Noncompete agreements in Washington now have an expiration date: June 30, 2027. As of that date, it will no longer be lawful for employers to enter into or attempt to enforce noncompete agreements with workers in Washington state, regardless of income level.

In 2019, Washington banned noncompete agreements for employees earning annual wages of $100,000 or less. Noncompete agreements were also banned for independent contractors earning $250,000 or less per year. The applicable wage thresholds were adjusted each year based on inflation.

Now, the Washington legislature has determined those prior measures “did not go far enough” to protect workers’ interests. On March 23, 2026, Governor Bob Ferguson signed House Bill 1155, which updates Washington law to prohibit all noncompete agreements between employers and workers (including both employees and independent contractors). The law will go into effect on June 30, 2027.

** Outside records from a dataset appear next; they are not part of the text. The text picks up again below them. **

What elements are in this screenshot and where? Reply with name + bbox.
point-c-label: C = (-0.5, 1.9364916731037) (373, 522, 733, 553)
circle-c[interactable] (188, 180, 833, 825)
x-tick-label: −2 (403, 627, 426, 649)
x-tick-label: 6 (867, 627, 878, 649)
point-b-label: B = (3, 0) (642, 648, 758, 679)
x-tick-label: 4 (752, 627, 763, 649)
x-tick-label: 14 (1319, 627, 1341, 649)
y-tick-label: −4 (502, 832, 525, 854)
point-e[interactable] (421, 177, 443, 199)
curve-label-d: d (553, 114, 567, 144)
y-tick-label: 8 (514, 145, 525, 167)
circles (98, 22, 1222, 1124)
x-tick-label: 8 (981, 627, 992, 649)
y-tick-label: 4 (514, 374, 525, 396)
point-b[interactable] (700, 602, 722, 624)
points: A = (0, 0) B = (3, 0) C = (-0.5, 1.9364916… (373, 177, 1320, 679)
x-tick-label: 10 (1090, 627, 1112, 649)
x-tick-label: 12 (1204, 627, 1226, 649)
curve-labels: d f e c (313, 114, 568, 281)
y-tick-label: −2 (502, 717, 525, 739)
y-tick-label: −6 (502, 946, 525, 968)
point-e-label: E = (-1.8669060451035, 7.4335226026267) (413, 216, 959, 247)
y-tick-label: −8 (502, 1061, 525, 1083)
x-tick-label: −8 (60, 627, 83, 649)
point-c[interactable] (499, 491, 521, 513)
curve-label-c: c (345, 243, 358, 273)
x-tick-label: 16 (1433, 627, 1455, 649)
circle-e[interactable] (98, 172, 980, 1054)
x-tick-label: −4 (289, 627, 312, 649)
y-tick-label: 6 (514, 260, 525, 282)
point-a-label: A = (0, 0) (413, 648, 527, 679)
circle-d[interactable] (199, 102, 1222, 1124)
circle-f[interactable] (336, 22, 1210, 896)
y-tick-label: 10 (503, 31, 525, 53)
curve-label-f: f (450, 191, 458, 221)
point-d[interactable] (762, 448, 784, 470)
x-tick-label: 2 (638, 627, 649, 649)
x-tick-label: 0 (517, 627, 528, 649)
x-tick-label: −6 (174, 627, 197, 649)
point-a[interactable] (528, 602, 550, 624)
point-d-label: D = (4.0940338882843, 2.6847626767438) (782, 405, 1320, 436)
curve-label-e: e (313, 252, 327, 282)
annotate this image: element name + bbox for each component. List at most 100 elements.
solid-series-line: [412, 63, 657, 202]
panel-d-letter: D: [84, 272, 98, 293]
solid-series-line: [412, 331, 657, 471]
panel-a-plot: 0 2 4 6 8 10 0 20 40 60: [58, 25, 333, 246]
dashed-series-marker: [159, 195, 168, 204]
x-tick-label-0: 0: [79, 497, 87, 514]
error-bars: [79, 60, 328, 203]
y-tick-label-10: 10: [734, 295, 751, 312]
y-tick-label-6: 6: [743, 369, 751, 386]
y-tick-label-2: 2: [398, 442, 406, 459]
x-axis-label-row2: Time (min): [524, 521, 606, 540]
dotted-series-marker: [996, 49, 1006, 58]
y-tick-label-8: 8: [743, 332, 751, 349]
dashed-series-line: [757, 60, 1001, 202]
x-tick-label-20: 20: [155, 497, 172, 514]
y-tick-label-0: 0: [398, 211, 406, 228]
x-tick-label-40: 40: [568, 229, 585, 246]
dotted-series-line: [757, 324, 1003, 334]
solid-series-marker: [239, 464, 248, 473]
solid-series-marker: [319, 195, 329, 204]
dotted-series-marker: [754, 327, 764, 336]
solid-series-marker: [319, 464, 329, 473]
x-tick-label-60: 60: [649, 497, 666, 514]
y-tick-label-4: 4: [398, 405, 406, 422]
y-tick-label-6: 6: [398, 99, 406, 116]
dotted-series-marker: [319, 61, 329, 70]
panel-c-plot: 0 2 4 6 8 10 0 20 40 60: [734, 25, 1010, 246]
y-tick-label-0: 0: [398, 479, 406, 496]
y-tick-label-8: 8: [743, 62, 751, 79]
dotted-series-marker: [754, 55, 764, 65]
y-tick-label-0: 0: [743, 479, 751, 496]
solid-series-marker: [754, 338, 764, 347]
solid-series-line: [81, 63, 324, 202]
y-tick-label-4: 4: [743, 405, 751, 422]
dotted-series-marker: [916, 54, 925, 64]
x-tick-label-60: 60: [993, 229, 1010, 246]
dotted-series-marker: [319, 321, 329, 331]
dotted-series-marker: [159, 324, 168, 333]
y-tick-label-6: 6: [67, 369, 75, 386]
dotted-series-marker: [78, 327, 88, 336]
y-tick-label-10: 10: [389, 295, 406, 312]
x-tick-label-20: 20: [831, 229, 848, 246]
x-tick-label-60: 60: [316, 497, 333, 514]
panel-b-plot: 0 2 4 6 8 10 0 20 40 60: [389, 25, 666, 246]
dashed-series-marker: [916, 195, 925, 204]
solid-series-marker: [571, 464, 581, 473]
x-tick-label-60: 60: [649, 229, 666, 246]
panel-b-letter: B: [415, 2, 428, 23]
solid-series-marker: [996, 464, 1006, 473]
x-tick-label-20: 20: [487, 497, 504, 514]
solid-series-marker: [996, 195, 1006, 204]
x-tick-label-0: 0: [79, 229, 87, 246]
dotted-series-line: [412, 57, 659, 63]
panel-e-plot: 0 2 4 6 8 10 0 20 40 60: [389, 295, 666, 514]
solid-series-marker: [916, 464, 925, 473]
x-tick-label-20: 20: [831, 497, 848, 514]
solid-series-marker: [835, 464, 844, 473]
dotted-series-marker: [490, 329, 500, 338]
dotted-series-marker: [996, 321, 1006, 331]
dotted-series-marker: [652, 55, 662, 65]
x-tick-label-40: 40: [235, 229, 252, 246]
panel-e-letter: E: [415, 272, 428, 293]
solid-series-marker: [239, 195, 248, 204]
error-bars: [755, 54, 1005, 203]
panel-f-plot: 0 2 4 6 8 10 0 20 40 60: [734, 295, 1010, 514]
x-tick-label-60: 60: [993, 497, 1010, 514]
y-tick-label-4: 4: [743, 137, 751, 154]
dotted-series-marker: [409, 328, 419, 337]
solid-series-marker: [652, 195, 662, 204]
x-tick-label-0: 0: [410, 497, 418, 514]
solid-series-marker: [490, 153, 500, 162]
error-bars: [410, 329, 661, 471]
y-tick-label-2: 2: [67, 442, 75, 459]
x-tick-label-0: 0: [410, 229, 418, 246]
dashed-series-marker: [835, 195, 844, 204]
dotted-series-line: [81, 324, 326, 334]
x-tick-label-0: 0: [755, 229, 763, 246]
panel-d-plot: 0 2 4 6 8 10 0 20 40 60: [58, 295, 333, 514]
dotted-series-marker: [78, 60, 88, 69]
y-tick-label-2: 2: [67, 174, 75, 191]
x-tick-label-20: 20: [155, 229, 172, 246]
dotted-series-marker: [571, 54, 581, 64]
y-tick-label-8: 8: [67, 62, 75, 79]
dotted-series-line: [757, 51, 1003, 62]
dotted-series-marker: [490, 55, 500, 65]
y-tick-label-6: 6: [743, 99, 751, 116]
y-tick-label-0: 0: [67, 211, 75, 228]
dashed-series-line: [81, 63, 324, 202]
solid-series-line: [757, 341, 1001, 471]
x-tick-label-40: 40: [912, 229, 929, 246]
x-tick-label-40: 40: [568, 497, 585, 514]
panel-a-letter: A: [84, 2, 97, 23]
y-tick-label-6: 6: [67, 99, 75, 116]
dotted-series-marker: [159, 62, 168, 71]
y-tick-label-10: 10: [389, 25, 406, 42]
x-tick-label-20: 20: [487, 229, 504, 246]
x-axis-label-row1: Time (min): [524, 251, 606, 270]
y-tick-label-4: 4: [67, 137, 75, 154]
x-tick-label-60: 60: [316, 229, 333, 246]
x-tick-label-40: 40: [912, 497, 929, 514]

The updated law applies equally to all workers, and prohibits employers from entering into, attempting to enter into, enforcing, or threatening to enforce any of the following types of agreements:[1]

  • A traditional noncompete agreement, whereby the worker is prevented from working for a competitor for a period of time;
  • An agreement that prevents the worker from accepting or transacting business with customers; and
  • An agreement that requires forfeiture of any right, benefit, or compensation if the worker works for a competing business.

Notably, HB 1155 also broadens the definition of “noncompetition covenant” to include agreements that require an employee or independent contractor to repay compensation if they leave to work for another employer. These repayment-trigger provisions would be void as of June 30, 2027, unless they meet a narrow exception for bona fide educational expense reimbursement agreements.

Employers still may protect their interests by entering into confidentiality, employee nonsolicitation, and customer nonsolicitation agreements with workers. However, HB 1155 adds new restrictions on customer nonsolicitation agreements. Under the new law, a customer nonsolicitation agreement must be limited to no longer than 18 months after the end of employment, and, as noted above, may not prohibit the worker from accepting business from a customer who reaches out without being solicited. The new law also limits the types of customers to which a nonsolicitation clause can apply. Workers can be prohibited from soliciting both customers and prospective customers to shift business away from the employer, but only if the worker established or developed a direct relationship with that customer or prospect through their work for the employer.

In that way, Washington’s limitation on the scope of a customer nonsolicitation provision goes further than similar laws in many other states, which may allow restrictions on soliciting customers with whom an employee had contact during their employment, or about whom the employee received confidential information, even if the employee did not establish the relationship or work directly with the customer. Washington law is much more protective of the workers’ interests; as written, the law appears to allow a worker to solicit a customer that they worked with extensively during employment or engagement if, for example, the worker brought that customer from a prior employer. Whether the law will be strictly interpreted in that respect will likely be the subject of regulations or litigation in the future.

Beginning on June 30, 2027, it will be a violation of the law for an employer to enter into or attempt to enter into a prohibited noncompete agreement with a worker. It also is a violation for an employer to enforce, attempt to enforce, or threaten to enforce a noncompete, or to represent to a worker that they are subject to a noncompete. Each of these violations can give rise to penalties and legal liability. Specifically, an employer that violates the statute may be subject to an action (either by the Washington attorney general or by an individual) to recover actual damages or a statutory penalty of $5,000, whichever is greater, plus reasonable attorney’s fees, expenses, and costs incurred by the worker in the action. In addition, by October 1, 2027, employers are required to “make reasonable efforts” to provide written notice to all current and former workers whose noncompete agreement is still in effect, informing the worker that the noncompete provision is void and unenforceable.

Employers with workers in Washington should work with trusted employment counsel to begin planning for compliance with the new law, including identifying any workers who will need to receive written notice that their current noncompete is no longer effective, preparing training for HR teams to ensure noncompetes are not entered into with Washington workers, and updating nonsolicitation and confidentiality agreement forms.


[1] The law expressly allows for: (a) non-compete agreements entered into in connection with the sale of a business, if the person entering into the agreement purchases, sells, acquires, or disposes of at least 1% of the business; (b) non-competes with franchisees under certain circumstances; and (c) agreements for an employee to repay out-of-pocket educational expenses, provided that the agreement meets certain requirements.